Ask the kupuna generation. They’ll tell you stories of dock strikes and panic buys. Way out here in the middle of the Pacific, Hawaii has a light trigger when there’s the potential of import disruptions. Every little storm warning and shipping problem sends people running for toilet paper, rice, canned goods and, more recently, bottled water.
The height of Hawaii’s toilet paper hoarding, though, may have been the Great Toilet Paper Run of January 1974.
The newspapers back then featured multiple front page stories with blaring headlines like “Needless panic strips stores.”
Story after story detailed the hysteria that was triggered by a combination of factors: the oil crisis, Hawaii’s history of dock strikes and uncertain ship deliveries, and the overall unease of the ongoing Watergate scandal. The Honolulu Star-Bulletin pointed out that Hawaii residents “have confronted shortages of varying magnitudes at least 17 times since World War II.”
On top of that, there was apparently a shortage of local eggs, caused partly by the weather and mostly by the hens just being out of sorts, but that led to what was called “scare buying” and, as a local merchant put it, “Scare buying is one sure route to shortage.” When Hawaii people are scared, they buy toilet paper.
In 1974 an executive from a local paper products distributor told the newspaper, “I passed a woman loading a case of toilet paper in her car yesterday. When I asked, she said she uses only one roll a week for her small family. But she’d heard there was a paper shortage. Now she had enough toilet paper to last her for two years while somebody else will not have any.”
Store managers recounted trying to talk sense to their customers, who madly snatched up as much toilet paper as they could. One manager was so distraught he yelled at the reporter, “I don’t want to talk about it!” and the paper printed his quote to illustrate his frustration.
The Honolulu Advertiser even consulted a professor of psychology from UH Manoa to explain the minds of toilet paper hoarders:
“We are in a period of little action, and because government is unable to act, people do whatever they feel they have to do,” Dr. Helge Mansson said. “People who hoard see themselves as being responsible in providing for their families. While others may consider them antisocial for hoarding, they see themselves as being quick- witted. Psychologically, people build up a fantastic amount of self- justifications for their behavior.”

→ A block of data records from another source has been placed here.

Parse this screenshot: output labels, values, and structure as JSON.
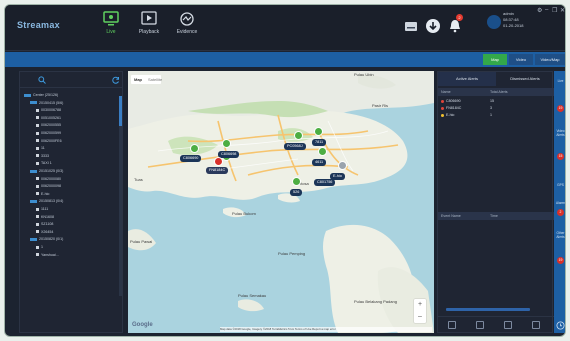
{
  "app": {
    "logo_main": "Streamax",
    "logo_accent": ""
  },
  "nav": [
    {
      "label": "Live",
      "icon": "monitor-icon",
      "active": true
    },
    {
      "label": "Playback",
      "icon": "play-icon",
      "active": false
    },
    {
      "label": "Evidence",
      "icon": "evidence-icon",
      "active": false
    }
  ],
  "topright": {
    "storage_icon": "storage-icon",
    "download_icon": "download-icon",
    "alarm_icon": "bell-icon",
    "alarm_count": "2"
  },
  "user": {
    "name": "admin",
    "time": "08:37:48",
    "date": "01-20-2018"
  },
  "window_controls": {
    "settings": "⚙",
    "minimize": "–",
    "restore": "❐",
    "close": "✕"
  },
  "view_tabs": [
    {
      "label": "Map",
      "active": true
    },
    {
      "label": "Video",
      "active": false
    },
    {
      "label": "Video/Map",
      "active": false
    }
  ],
  "tree": {
    "items": [
      {
        "label": "Center (25/126)",
        "level": 0,
        "type": "root"
      },
      {
        "label": "20150415 (5/6)",
        "level": 1,
        "type": "group"
      },
      {
        "label": "0030006788",
        "level": 2,
        "type": "vehicle"
      },
      {
        "label": "0051005261",
        "level": 2,
        "type": "vehicle"
      },
      {
        "label": "0062000555",
        "level": 2,
        "type": "vehicle"
      },
      {
        "label": "0062000599",
        "level": 2,
        "type": "vehicle"
      },
      {
        "label": "0062000FE6",
        "level": 2,
        "type": "vehicle"
      },
      {
        "label": "11",
        "level": 2,
        "type": "vehicle"
      },
      {
        "label": "3333",
        "level": 2,
        "type": "vehicle"
      },
      {
        "label": "TAXI 1",
        "level": 2,
        "type": "vehicle"
      },
      {
        "label": "20151025 (0/3)",
        "level": 1,
        "type": "group"
      },
      {
        "label": "0062000080",
        "level": 2,
        "type": "vehicle"
      },
      {
        "label": "0062000098",
        "level": 2,
        "type": "vehicle"
      },
      {
        "label": "E-hio",
        "level": 2,
        "type": "vehicle"
      },
      {
        "label": "20150813 (0/4)",
        "level": 1,
        "type": "group"
      },
      {
        "label": "1111",
        "level": 2,
        "type": "vehicle"
      },
      {
        "label": "KN1608",
        "level": 2,
        "type": "vehicle"
      },
      {
        "label": "SZ1108",
        "level": 2,
        "type": "vehicle"
      },
      {
        "label": "X26454",
        "level": 2,
        "type": "vehicle"
      },
      {
        "label": "20150820 (0/1)",
        "level": 1,
        "type": "group"
      },
      {
        "label": "1",
        "level": 2,
        "type": "vehicle"
      },
      {
        "label": "Yanshuai...",
        "level": 2,
        "type": "vehicle"
      }
    ]
  },
  "map": {
    "map_btn": "Map",
    "sat_btn": "Satellite",
    "places": [
      {
        "name": "Pulau Ubin",
        "color": "#3a3a3a"
      },
      {
        "name": "Pasir Ris",
        "color": "#3a3a3a"
      },
      {
        "name": "Pulau Semakau",
        "color": "#3a3a3a"
      },
      {
        "name": "Pulau Pawai",
        "color": "#3a3a3a"
      },
      {
        "name": "Pulau Bukom",
        "color": "#3a3a3a"
      },
      {
        "name": "Pulau Pemping",
        "color": "#3a3a3a"
      },
      {
        "name": "Pulau Belakang Padang",
        "color": "#3a3a3a"
      },
      {
        "name": "Tuas",
        "color": "#3a3a3a"
      },
      {
        "name": "Sentosa",
        "color": "#3a3a3a"
      }
    ],
    "vehicles": [
      {
        "label": "C806690",
        "status": "online"
      },
      {
        "label": "C806698",
        "status": "online"
      },
      {
        "label": "FN8184C",
        "status": "alarm"
      },
      {
        "label": "PC0568J",
        "status": "online"
      },
      {
        "label": "7811",
        "status": "online"
      },
      {
        "label": "4611",
        "status": "online"
      },
      {
        "label": "C801756",
        "status": "online"
      },
      {
        "label": "E-hio",
        "status": "online"
      },
      {
        "label": "526",
        "status": "online"
      }
    ],
    "google": "Google",
    "zoom_in": "+",
    "zoom_out": "–",
    "attribution": "Map data ©2018 Google, Imagery ©2018 TerraMetrics  5 km  Terms of Use  Report a map error"
  },
  "alerts": {
    "tabs": [
      {
        "label": "Active Alerts",
        "active": true
      },
      {
        "label": "Dismissed Alerts",
        "active": false
      }
    ],
    "headers": [
      "Name",
      "Total Alerts"
    ],
    "rows": [
      {
        "name": "C806690",
        "count": "15",
        "color": "#e0453a"
      },
      {
        "name": "FN8184C",
        "count": "3",
        "color": "#e0453a"
      },
      {
        "name": "E-hio",
        "count": "1",
        "color": "#f0c030"
      }
    ],
    "event_headers": [
      "Event Name",
      "Time"
    ]
  },
  "sidebar": [
    {
      "label": "Live",
      "badge": "19"
    },
    {
      "label": "Video Alerts",
      "badge": "15"
    },
    {
      "label": "GPS",
      "badge": ""
    },
    {
      "label": "Alarms",
      "badge": "2"
    },
    {
      "label": "Other Alerts",
      "badge": "19"
    }
  ]
}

The Great Toilet Paper Run of 1974 ended the way most of these things do: gradually. The stores got more stock, and people were reassured and slowly began to work through their stash.
But there was one story that year about a big retailer that ended up with a warehouse overstocked with toilet paper. Then, somebody came up with a brilliant ploy. The store announced that it was going to sell only one roll per customer. The perception of shortage kicked the whole thing up again, and the store sold out four containers in five days, at full price.